COUR D'APPEL DE BORDEAUX
PREMIÈRE CHAMBRE CIVILE
--------------------------
ARRÊT DU : 04 JUILLET 2024
N° RG 21/06021 - N° Portalis DBVJ-V-B7F-MMWN
[H] [F]
c/
GIRONDE HABITAT OFFICE PUBLIC DE L'HABITAT (OPH)
Nature de la décision : AU FOND
Grosse délivrée le :
aux avocats
Décision déférée à la cour : jugement rendu le 21 octobre 2021 par le tribunal judiciaire de LIBOURNE ( RG : 20/00305) suivant déclaration d'appel du 08 novembre 2021
APPELANTE :
[H] [F]
de nationalité Française,
demeurant [Adresse 1]
Représentée par Me Hélène JANOUEIX de l'AARPI MONTESQUIEU AVOCATS, avocat au barreau de LIBOURNE
INTIMÉ :
GIRONDE HABITAT OFFICE PUBLIC DE L'HABITAT (OPH) Etablissement public à caractère industriel et commercial, immatriculée au RCS de BORDEAUX sous le n° 404 877 086, pris poursuites et diligences de ses représentants légaux, domiciliés en cette qualité audit siège [Adresse 2]

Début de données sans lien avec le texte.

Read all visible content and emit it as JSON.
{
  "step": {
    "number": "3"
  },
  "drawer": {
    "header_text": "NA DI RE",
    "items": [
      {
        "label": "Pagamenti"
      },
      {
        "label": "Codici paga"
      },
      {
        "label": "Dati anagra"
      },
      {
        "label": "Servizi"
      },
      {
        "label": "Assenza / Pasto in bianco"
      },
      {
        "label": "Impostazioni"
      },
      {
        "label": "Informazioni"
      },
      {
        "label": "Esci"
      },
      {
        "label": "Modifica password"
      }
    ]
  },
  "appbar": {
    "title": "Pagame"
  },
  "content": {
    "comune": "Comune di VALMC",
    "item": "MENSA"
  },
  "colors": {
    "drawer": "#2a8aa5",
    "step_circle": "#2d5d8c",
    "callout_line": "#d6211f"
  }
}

Représenté par Me Katell LE BORGNE de la SCP LAVALETTE AVOCATS CONSEILS, avocat au barreau de BORDEAUX
COMPOSITION DE LA COUR :
En application des dispositions des articles 805 et 907 du code de procédure civile, l'affaire a été débattue le 23 mai 2024 en audience publique, les avocats ne s'y étant pas opposés, devant Madame Bérengère VALLEE, conseiller,, qui a fait un rapport oral de l'affaire avant les plaidoiries,
Ce magistrat a rendu compte des plaidoiries dans le délibéré de la cour, composée de :
Paule POIREL, président,
Bérengère VALLEE, conseiller,
Emmanuel BREARD, conseiller,
Greffier lors des débats : Séléna BONNET
ARRÊT :
- contradictoire
- prononcé publiquement par mise à disposition de l'arrêt au greffe de la cour, les parties en ayant été préalablement avisées dans les conditions prévues à l'article 450 alinéa 2 du code de procédure civile.
* * *
EXPOSE DU LITIGE ET DE LA PROCÉDURE
Le 5 décembre 2016, Mme [H] [F], locataire d'un appartement situé dans une résidence appartenant à la société Gironde Habitat Office Public de l'Habitat (OPH), a chuté dans le hall d'entrée de l'immeuble.
Par acte du 9 mai 2020, Mme [F] a assigné la société Gironde Habitat OPH en responsabilité sur le fondement de l'article 1242 du code civil.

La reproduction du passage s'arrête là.